Columns The Fall and Fall of the PDP

By Dr. Hakeem Baba-Ahmed

He who solves a problem with a problem will always find a problem waiting.
–African Proverb

By the time you read this, another twist would have been added to the drama involving the almost certain and total collapse of the Peoples Democratic Party (PDP). This fast-moving melodrama will continue to engage public attention for quite a while, and in the tradition of the PDP, it will involve twists and turns that are powered exclusively by the interests of its members who have occupied its highest offices or key political positions in the nation. If there are members of the party who would not have not received category ‘A’ invitations to state functions between 1999 to 2015, they will just have to hope that there are fragments of the party they can still hold on to by June this year.

The emergence of Ali Modu Sheriff as national chairman of the party is captured in the Hausa adage involving a mad woman who goes to collect firewood. She will labour to make a bundle much too big for her to lift and carry home. Every time she fails to lift it to her head, she will untie and add more pieces of wood to the bundle. She will then try to lift the now heavier bundle. Contrary thought could see Sheriff’s appointment as an audacious move by a remnant of a local party on the run to rally the troops and organize a fight back. Those who will see it this way will need to redefine audacity to include the idea of a soldier who shoots himself in both feet, hoping the enemy will fear him for his seeming courage.

The more sophisticated elements of the party still holding on to their membership cards may be tempted to think Sheriff’s emergence at the head of a party he helped destroy is a good example of thinking outside the box. This will make sense in circles where the box has no defined space or value, and thinking around it is limited to very few with an identifiable record of interpreting the PDP’s tailspin to ignominy. There could be a few others who will insist that Sheriff is product of a party tradition which routinely abandons merit, integrity, propriety or justice the moment money, power and influence show their faces. In a context where few PDP chieftains from the Northeast today will step out into the limelight being beamed all over by the E.F.C.C, Sheriff’s bravado will disappoint those elements in the party who believe that it’s descent can be arrested.
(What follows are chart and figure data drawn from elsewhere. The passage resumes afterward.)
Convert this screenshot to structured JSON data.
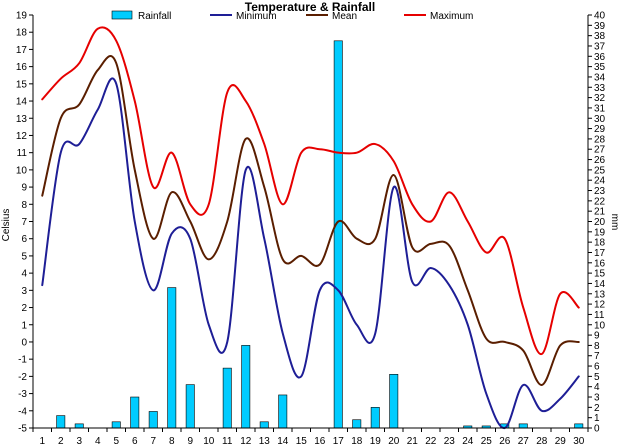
{
  "chart_data": {
    "type": "bar+line",
    "title": "Temperature & Rainfall",
    "ylabel": "Celsius",
    "y2label": "mm",
    "categories": [
      "1",
      "2",
      "3",
      "4",
      "5",
      "6",
      "7",
      "8",
      "9",
      "10",
      "11",
      "12",
      "13",
      "14",
      "15",
      "16",
      "17",
      "18",
      "19",
      "20",
      "21",
      "22",
      "23",
      "24",
      "25",
      "26",
      "27",
      "28",
      "29",
      "30"
    ],
    "ylim": [
      -5,
      19
    ],
    "y2lim": [
      0,
      40
    ],
    "grid": false,
    "legend_position": "top",
    "series": [
      {
        "name": "Rainfall",
        "kind": "bar",
        "axis": "right",
        "color": "#00ccff",
        "values": [
          0,
          1.2,
          0.4,
          0,
          0.6,
          3,
          1.6,
          13.6,
          4.2,
          0,
          5.8,
          8,
          0.6,
          3.2,
          0,
          0,
          37.5,
          0.8,
          2,
          5.2,
          0,
          0,
          0,
          0.2,
          0.2,
          0.4,
          0.4,
          0,
          0,
          0.4
        ]
      },
      {
        "name": "Minimum",
        "kind": "line",
        "axis": "left",
        "color": "#1e1e96",
        "values": [
          3.3,
          11,
          11.5,
          13.5,
          15,
          7,
          3,
          6.3,
          6,
          1,
          0,
          10,
          6,
          0.5,
          -2,
          3,
          3,
          1,
          0.5,
          9,
          3.5,
          4.3,
          3.3,
          1,
          -3,
          -5,
          -2.5,
          -4,
          -3.3,
          -2
        ]
      },
      {
        "name": "Mean",
        "kind": "line",
        "axis": "left",
        "color": "#5a1e00",
        "values": [
          8.5,
          13,
          13.8,
          15.8,
          16.2,
          10,
          6,
          8.7,
          7,
          4.8,
          7,
          11.8,
          9,
          4.8,
          5,
          4.5,
          7,
          6,
          6,
          9.7,
          5.5,
          5.7,
          5.6,
          3,
          0.2,
          0,
          -0.5,
          -2.5,
          -0.2,
          0
        ]
      },
      {
        "name": "Maximum",
        "kind": "line",
        "axis": "left",
        "color": "#e60000",
        "values": [
          14.1,
          15.3,
          16.2,
          18.2,
          17.5,
          14,
          9,
          11,
          8,
          8,
          14.5,
          14,
          11.5,
          8,
          11,
          11.2,
          11,
          11,
          11.5,
          10.5,
          8,
          7,
          8.7,
          7,
          5.2,
          6,
          2,
          -0.7,
          2.8,
          2
        ]
      }
    ]
  }
}
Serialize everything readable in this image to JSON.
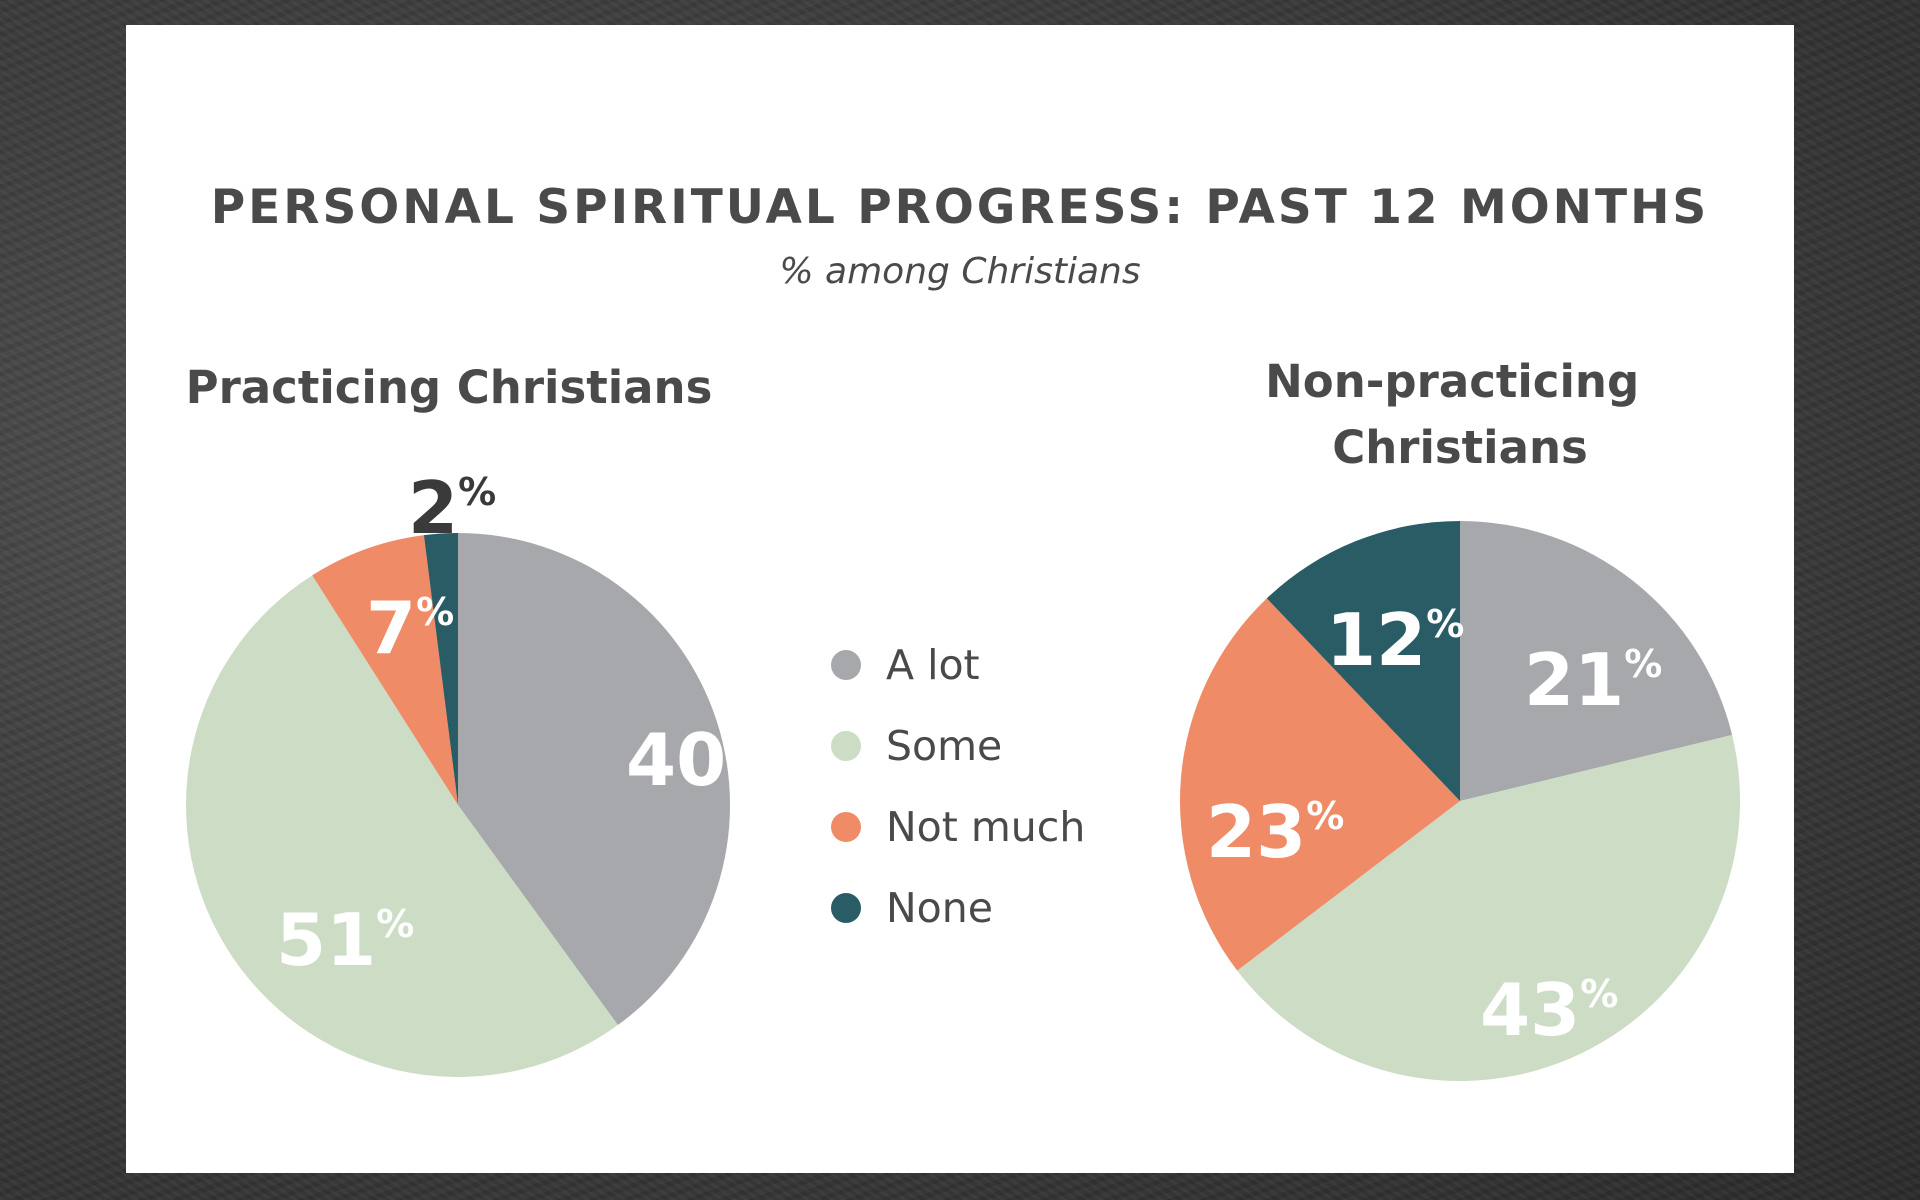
{
  "chart_data": {
    "title": "PERSONAL SPIRITUAL PROGRESS: PAST 12 MONTHS",
    "subtitle": "% among Christians",
    "legend": [
      {
        "label": "A lot",
        "color": "#a6a8ab"
      },
      {
        "label": "Some",
        "color": "#cddcc5"
      },
      {
        "label": "Not much",
        "color": "#ef8b66"
      },
      {
        "label": "None",
        "color": "#2a5c66"
      }
    ],
    "legend_placement": "center",
    "charts": [
      {
        "type": "pie",
        "title": "Practicing Christians",
        "categories": [
          "A lot",
          "Some",
          "Not much",
          "None"
        ],
        "values": [
          40,
          51,
          7,
          2
        ],
        "labels": [
          "40",
          "51",
          "7",
          "2"
        ]
      },
      {
        "type": "pie",
        "title": "Non-practicing Christians",
        "categories": [
          "A lot",
          "Some",
          "Not much",
          "None"
        ],
        "values": [
          21,
          43,
          23,
          12
        ],
        "labels": [
          "21",
          "43",
          "23",
          "12"
        ]
      }
    ],
    "percent_sign": "%"
  }
}
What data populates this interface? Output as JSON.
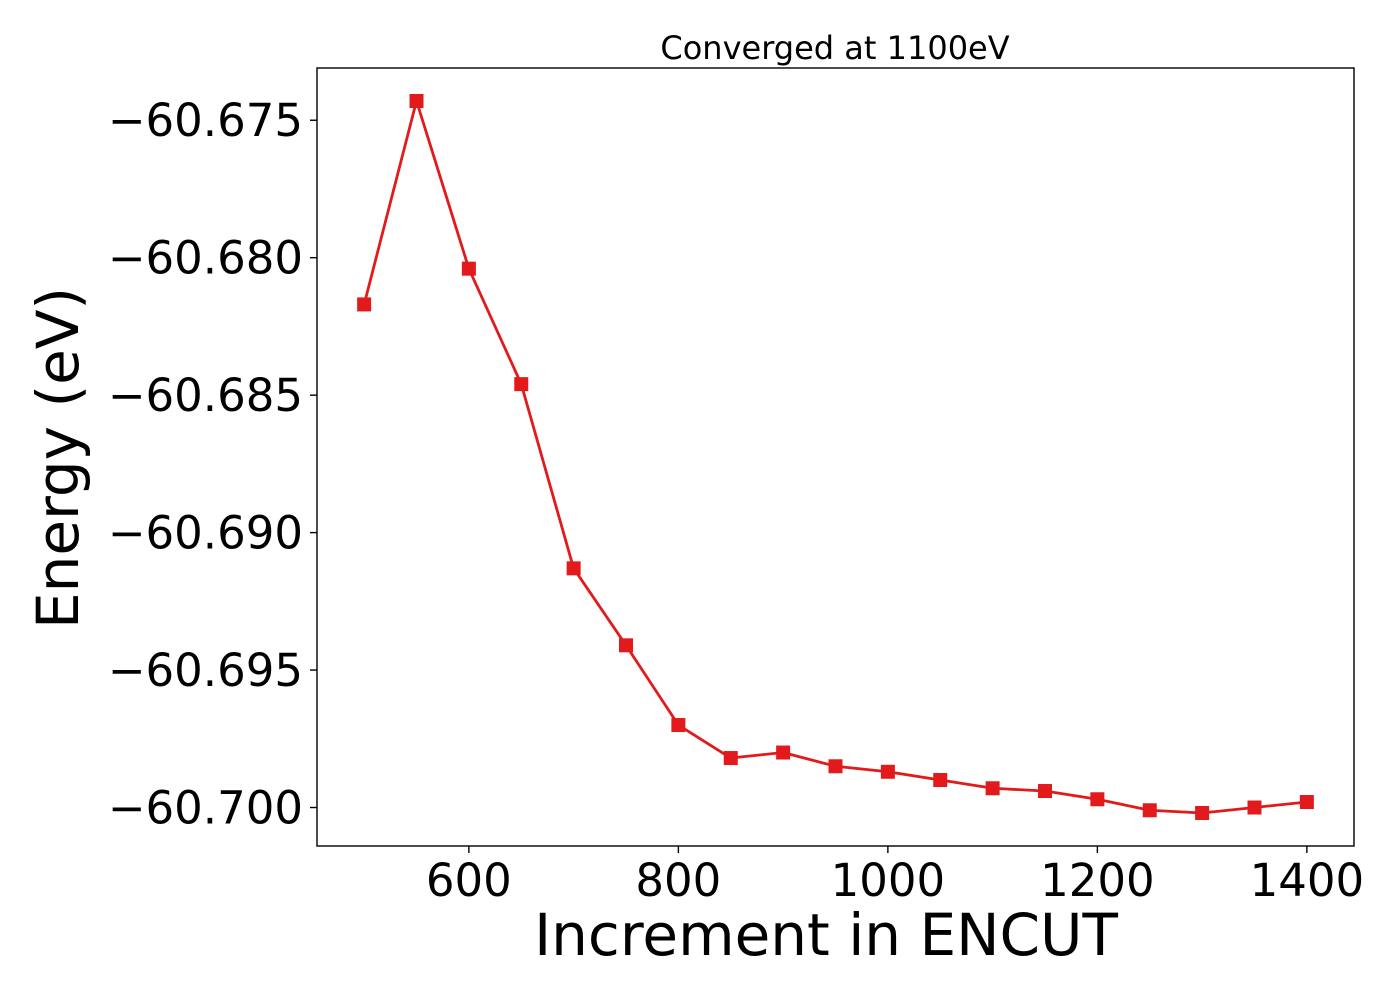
{
  "chart_data": {
    "type": "line",
    "title": "Converged at 1100eV",
    "xlabel": "Increment in ENCUT",
    "ylabel": "Energy (eV)",
    "x": [
      500,
      550,
      600,
      650,
      700,
      750,
      800,
      850,
      900,
      950,
      1000,
      1050,
      1100,
      1150,
      1200,
      1250,
      1300,
      1350,
      1400
    ],
    "series": [
      {
        "name": "",
        "values": [
          -60.6817,
          -60.6743,
          -60.6804,
          -60.6846,
          -60.6913,
          -60.6941,
          -60.697,
          -60.6982,
          -60.698,
          -60.6985,
          -60.6987,
          -60.699,
          -60.6993,
          -60.6994,
          -60.6997,
          -60.7001,
          -60.7002,
          -60.7,
          -60.6998
        ],
        "color": "#e31a1c",
        "marker": "square"
      }
    ],
    "xlim": [
      455,
      1445
    ],
    "ylim": [
      -60.7014,
      -60.6731
    ],
    "xticks": [
      600,
      800,
      1000,
      1200,
      1400
    ],
    "xtick_labels": [
      "600",
      "800",
      "1000",
      "1200",
      "1400"
    ],
    "yticks": [
      -60.675,
      -60.68,
      -60.685,
      -60.69,
      -60.695,
      -60.7
    ],
    "ytick_labels": [
      "−60.675",
      "−60.680",
      "−60.685",
      "−60.690",
      "−60.695",
      "−60.700"
    ],
    "grid": false,
    "legend": "none"
  }
}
The frenzy of activities following the emergence of Sheriff as chairman of PDP should remind Nigerians that huge segments of the nation’s political elite are still holed up in a structure that has been sinking in the last three years. A zoning policy that has been its undoing owing to the failure of its powerful people to rein in their ambitions has been trusted to produce a leader for the party that could not have been foreseen by the most gifted of seers. From a region with an army of members who had wielded enormous powers, you would safely have won a bet if you had mentioned ten former governors, chairmen, ministers, legislators and any one of the many who grew fat on the party’s patronage to emerge in place of Sheriff. With muscle from the only two PDP governors in the entire north, former President Jonathan and governors from the PDP strongholds of the Southeast and South-South, Sheriff now finds himself at the head of a party that has shrunk from Post Traumatic Defeat Disorder and odious revelations of its stewardship. The exodus from the party in the north will now assume dimensions of a stampede, and a few loyalists may hide their passion for the party from relations and friends.

It is arguable if Sheriff will be able to lead the PDP in the ordinary sense of the word. Organs of the party will overwhelmingly reject him or split around him. Previously-powerful members of the party who were governors, ministers or legislators will shake his chair until he falls off, or they bring the entire roof down. When you see people like Femi Fani-Kayode holding their noses in Sheriff’s presence, you know you have reached the bottom in the search for noxious infamy. Yet, on merit alone, no two souls deserve each other’s intimate company more than these two. If Jonathan’s ministers can take a break from lamenting the tightening noose of the E.F.C.C to denounce Sheriff and work to unseat him, it is obvious that his projected three months in the chair are unlikely to be of any value to the party.

Less-informed observers may wonder what makes Sheriff so attractive to hostility from many of the powerful members of his party. They may find answers from those who put some store in political fidelity. Along with Attahiru Bafarawa, this is a politician who has made the full rounds of the political terrain, so much so that you will be forgiven for assuming that they wake up every morning asking which is their current political party.  What do you call a man who is comfortable marrying a woman that has been married four or five times to different men, some of them twice?

There  will be people who will say a former two-term governor and three times senator facing charges by the E.F.C.C; one whose relationship with the roots, growth and development of Boko Haram is still a matter of intense interest; one who enjoyed and still enjoys intimate relationship with President Jonathan(who himself is walking free owing only to the slippery covers of political goodwill); and a politician whose last outing in his home state was a humiliating defeat in a contest to return to the senate, is not suited to lead the PDP even for one week. These will be people who are largely untutored in the history and philosophy of the PDP. Sheriff’s emergence aptly captures the logical development and decline of the PDP, and those that will fight him will benefit only from discovering that the party may not be worth fighting for.

Barring a miracle and a disastrous failure of the All Progressives Party (APC) to hold together and lead effectively, the PDP as a party is all but practically finished. It will leave a vacuum that could negatively affect the political process. Without the PDP or another party to provide a credible opposition to the APC, the latter will resemble the lone prizefighter in the ring who has to keep punching himself to test his strength and endurance. He will not know how he will fare against a real opposition. The APC has much to learn from the current misfortunes of the PDP. It will also benefit from informed vigilance over PDP’s live parts in the national assembly and within the APC itself.